Even before Juárez's murder rate began breaking records, the city had a notorious reputation for another reason. In the 90s, Juárez became internationally infamous for the disappearance and murder of its women — femicides.
The Mexican authorities have shown little sign that they are willing to address the lasting impact of either on the city. When Mexican President Enrique Peña Nieto made his first presidential visit to Juárez in January 2015, he and the governor of the state of Chihuahua, César Duarte, touted Juárez as a successful example of Mexico's fight against crime.
"Some cities, and Ciudad Juárez in particular, have a very different feeling than they did even two or three years ago," said Peña Nieto, enlisting the fallen murder rate in the city to underline a wider drop in the national number of homicides that has since been reversed.
'They don't want to deal with the broken hearts of our children'
Months after the president's visit, the plight of Juárez's children briefly made it onto Mexico's front pages when five kids, aged 12 to 15, tied up a six-year-old boy in a game of secuestro — kidnapping — who they then tortured and murdered.

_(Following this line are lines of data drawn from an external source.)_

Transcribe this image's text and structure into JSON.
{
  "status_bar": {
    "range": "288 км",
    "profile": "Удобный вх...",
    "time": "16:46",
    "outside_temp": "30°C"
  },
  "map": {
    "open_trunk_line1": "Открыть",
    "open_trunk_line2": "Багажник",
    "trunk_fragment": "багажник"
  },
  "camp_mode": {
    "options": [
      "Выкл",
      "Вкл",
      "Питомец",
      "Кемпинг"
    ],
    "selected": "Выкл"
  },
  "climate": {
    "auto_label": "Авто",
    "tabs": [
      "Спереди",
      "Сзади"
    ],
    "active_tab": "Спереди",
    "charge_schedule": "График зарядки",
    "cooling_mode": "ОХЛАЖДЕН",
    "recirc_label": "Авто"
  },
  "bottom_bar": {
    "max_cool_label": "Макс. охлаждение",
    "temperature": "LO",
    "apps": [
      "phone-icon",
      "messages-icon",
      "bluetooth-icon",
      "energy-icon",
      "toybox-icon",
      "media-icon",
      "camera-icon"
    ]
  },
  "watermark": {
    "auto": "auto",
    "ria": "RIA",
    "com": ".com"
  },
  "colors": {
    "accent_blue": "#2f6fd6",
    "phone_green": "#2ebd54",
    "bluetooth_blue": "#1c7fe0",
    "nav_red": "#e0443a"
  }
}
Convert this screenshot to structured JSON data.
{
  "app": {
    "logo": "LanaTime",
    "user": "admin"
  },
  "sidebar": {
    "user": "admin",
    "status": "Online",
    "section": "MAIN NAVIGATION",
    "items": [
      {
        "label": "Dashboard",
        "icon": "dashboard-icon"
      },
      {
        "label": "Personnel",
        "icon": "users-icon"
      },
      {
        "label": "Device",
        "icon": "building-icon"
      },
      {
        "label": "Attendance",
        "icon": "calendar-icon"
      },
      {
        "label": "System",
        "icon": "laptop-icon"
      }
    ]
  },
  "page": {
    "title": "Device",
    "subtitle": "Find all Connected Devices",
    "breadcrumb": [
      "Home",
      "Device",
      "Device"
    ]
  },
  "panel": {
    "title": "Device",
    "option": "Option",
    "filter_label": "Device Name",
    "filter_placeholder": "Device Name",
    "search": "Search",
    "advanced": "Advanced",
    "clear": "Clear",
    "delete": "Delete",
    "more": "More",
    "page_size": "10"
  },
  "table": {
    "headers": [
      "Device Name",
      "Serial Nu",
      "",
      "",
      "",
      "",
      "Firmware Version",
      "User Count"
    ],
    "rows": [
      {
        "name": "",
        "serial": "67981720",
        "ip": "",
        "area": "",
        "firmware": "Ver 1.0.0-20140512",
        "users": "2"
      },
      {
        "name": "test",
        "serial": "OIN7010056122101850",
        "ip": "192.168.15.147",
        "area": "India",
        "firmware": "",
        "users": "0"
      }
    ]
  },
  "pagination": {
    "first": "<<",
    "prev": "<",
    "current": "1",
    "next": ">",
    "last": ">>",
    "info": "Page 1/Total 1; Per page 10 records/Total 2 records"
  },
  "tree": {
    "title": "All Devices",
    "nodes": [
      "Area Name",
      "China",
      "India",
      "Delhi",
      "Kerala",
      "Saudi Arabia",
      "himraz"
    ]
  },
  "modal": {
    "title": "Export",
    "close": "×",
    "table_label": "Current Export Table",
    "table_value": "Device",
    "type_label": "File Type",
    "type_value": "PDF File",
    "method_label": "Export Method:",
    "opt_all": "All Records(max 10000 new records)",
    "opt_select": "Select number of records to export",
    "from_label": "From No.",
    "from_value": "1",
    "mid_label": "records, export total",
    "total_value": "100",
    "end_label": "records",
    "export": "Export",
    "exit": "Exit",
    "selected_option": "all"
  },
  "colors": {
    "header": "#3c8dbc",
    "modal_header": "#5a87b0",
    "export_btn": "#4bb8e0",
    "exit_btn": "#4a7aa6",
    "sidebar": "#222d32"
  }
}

"This is a state that says 'in Juárez, nothing happened'," said Catalina Castillo, the director of OPI, stressing the lack of government action and the tiny budget groups like hers can access. "They don't want to deal with the broken hearts of our children."
'I feel bad, sad, now. I think about it all week...Everynight, I dream about him'
It was 6pm when the after school program started to empty out. Alejandro, 11, waited behind.
"My father died. Well, he went to work, a car came, and they shot up the van that he was in," said Alejandro. He was six years old when it happened, and said he's seen multiple strangers gunned down as well.
"I feel bad, sad, now. I think about it all week. I dream about him every night," he continued. What else do you dream about? "Fights, gunshots. Nothing else."